Auch Zahlen aus der Forschung sprechen gegen das verniedlichende Grosi-Image. Grossmütter sind die wichtigste Reservearmee unserer Volkswirtschaft, wenn es um Fürsorge geht. Sie sind nicht nur für Kinder und Enkelkinder da, sondern oft ebenso für die eigenen Eltern und Verwandte, oder sie engagieren sich im Freiwilligendienst. Mit anderen Worten: Dieses «Es» leistet durchschnittlich 40 Millionen Stunden Betreuung pro Jahr, was einem finanziellen Wert von etwa zwei Milliarden Franken entspricht – in den meisten Fällen unentgeltlich.

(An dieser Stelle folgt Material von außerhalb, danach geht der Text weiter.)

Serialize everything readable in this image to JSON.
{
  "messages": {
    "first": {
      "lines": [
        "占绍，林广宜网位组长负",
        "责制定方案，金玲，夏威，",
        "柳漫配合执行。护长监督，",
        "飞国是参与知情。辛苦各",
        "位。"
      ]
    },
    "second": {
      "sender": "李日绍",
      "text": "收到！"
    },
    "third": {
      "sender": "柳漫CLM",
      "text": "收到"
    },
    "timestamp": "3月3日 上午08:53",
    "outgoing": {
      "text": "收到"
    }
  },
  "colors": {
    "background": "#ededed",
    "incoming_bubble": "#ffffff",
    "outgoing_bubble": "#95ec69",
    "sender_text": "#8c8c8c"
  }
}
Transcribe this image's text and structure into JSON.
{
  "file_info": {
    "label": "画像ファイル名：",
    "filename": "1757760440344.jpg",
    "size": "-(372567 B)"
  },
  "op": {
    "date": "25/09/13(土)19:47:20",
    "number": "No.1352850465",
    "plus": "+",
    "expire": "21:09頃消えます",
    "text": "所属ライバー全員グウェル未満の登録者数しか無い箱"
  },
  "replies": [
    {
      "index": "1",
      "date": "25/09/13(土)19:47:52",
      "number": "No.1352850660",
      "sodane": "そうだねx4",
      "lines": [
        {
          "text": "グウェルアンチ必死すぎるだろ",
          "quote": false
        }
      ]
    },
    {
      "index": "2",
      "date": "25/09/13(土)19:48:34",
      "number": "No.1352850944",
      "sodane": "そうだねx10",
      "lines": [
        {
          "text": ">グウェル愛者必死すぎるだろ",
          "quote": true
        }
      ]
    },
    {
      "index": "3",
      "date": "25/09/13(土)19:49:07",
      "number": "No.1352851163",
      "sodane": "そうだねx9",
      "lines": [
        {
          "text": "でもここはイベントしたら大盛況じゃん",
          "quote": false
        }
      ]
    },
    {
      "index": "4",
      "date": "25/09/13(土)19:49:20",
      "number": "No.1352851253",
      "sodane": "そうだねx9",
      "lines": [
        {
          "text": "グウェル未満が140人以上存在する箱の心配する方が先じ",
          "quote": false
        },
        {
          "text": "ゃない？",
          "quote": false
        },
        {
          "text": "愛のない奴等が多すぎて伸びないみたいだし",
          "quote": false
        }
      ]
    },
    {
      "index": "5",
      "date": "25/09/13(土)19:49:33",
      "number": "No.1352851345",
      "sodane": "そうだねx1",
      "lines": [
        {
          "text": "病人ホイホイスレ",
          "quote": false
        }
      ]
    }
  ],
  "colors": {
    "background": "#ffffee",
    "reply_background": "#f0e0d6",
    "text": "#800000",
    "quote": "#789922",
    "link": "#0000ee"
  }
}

Der von Ueli Maurer und Kim de l’Horizon lancierte Diskurs ist zu wichtig, als dass er einfach wieder in einer Schublade verschwindet. Denn er betrifft auch Personengruppen jenseits nichtbinärer Minderheiten. Vielleicht sollten wir etwas seltener über Gendersternchen und Doppelpunkte diskutieren, doch öfter über Menschen, die eigentlich gemeint sind. Ich wünschte mir, dass ältere Frauen in Medien und Familienpolitik nicht als geschlechtslose Wesen betrachtet und mit verniedlichenden Stereotypen belegt werden. Im familiären Raum darf «s Grosi» (und auch s Mami, s Gotti etc.) eine liebevolle Koseform mit Tradition bleiben. Doch mit Blick auf die öffentliche Darstellung sollten sie als die Oma, die Grossmutter oder die Mama porträtiert werden. Diese Frauen sind für die Zukunft von Kindern und die Pflege anderer Menschen zentral und von enormer ökonomischer Bedeutung.

Fürsorge darf nicht versächlicht werden. Nicht nur wegen der Grossmütter, sondern auch deshalb, weil Fürsorge männlicher werden muss. Tatsache ist, dass Grossväter kontinuierlich aufholen und bisher unterschätzt worden sind. Doch in den Medien als «s Grossväterli» bezeichnet zu werden? Mit Sicherheit wäre das für manche Männer ein Skandal.